5.24. Is it possible to limit access based on time of day?

Yes. There is a new feature in LIDS version 0.10.1 for 2.2.19 and version 1.0.10 for 2.4.5 that allows a time restriction to be placed on ACLs. For example, to only allow logins between the hours of 9:00 AM and 6:00 PM (18:00):

/sbin/lidsconf -A -s /bin/login -o /etc/shadow -t 0900-1800 -j READONLY

Now, /bin/login can only read the /etc/shadow file during the specified time period and any login attempts outside of that time period will fail. You can also use the "!" operator for negation (e.g. The ACL permits access all the time except for the time period listed).

If you grant privileges to crond based on time restrictions, it is highly recommended that you hide your crontabs from everyone (including root), and only allow crond to read them.

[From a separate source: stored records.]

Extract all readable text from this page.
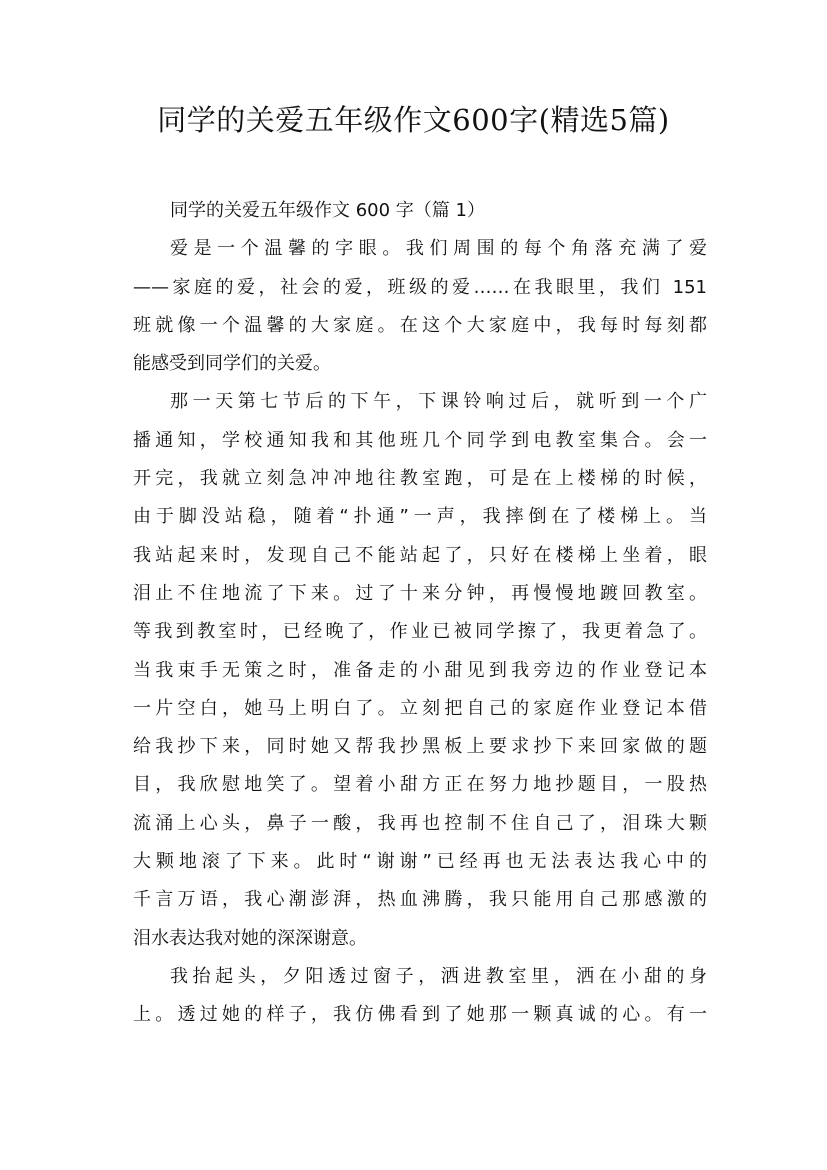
同学的关爱五年级作文600字(精选5篇)
同学的关爱五年级作文 600 字（篇 1）

爱是一个温馨的字眼。我们周围的每个角落充满了爱
——家庭的爱，社会的爱，班级的爱……在我眼里，我们 151
班就像一个温馨的大家庭。在这个大家庭中，我每时每刻都
能感受到同学们的关爱。

那一天第七节后的下午，下课铃响过后，就听到一个广
播通知，学校通知我和其他班几个同学到电教室集合。会一
开完，我就立刻急冲冲地往教室跑，可是在上楼梯的时候，
由于脚没站稳，随着“扑通”一声，我摔倒在了楼梯上。当
我站起来时，发现自己不能站起了，只好在楼梯上坐着，眼
泪止不住地流了下来。过了十来分钟，再慢慢地踱回教室。
等我到教室时，已经晚了，作业已被同学擦了，我更着急了。
当我束手无策之时，准备走的小甜见到我旁边的作业登记本
一片空白，她马上明白了。立刻把自己的家庭作业登记本借
给我抄下来，同时她又帮我抄黑板上要求抄下来回家做的题
目，我欣慰地笑了。望着小甜方正在努力地抄题目，一股热
流涌上心头，鼻子一酸，我再也控制不住自己了，泪珠大颗
大颗地滚了下来。此时“谢谢”已经再也无法表达我心中的
千言万语，我心潮澎湃，热血沸腾，我只能用自己那感激的
泪水表达我对她的深深谢意。

我抬起头，夕阳透过窗子，洒进教室里，洒在小甜的身
上。透过她的样子，我仿佛看到了她那一颗真诚的心。有一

Otherwise, someone could figure out what time of day they should try and exploit something by looking at your crontabs. Remember to protect the system crontabs as well as the user crontabs.

For example, the following should be hidden:

/var/spool/cron/ /etc/crontab /etc/cron.hourly/ /etc/cron.daily/ /etc/cron.weekly/ /etc/cron.monthly/ /etc/cron.d/

WARNING: Because this new feature relies on the system time, you should not grant CAP_SYS_RAWIO to any program that can change the system time (e.g. /sbin/hwclock. This would allow someone to bypass the time restriction by changing the system time.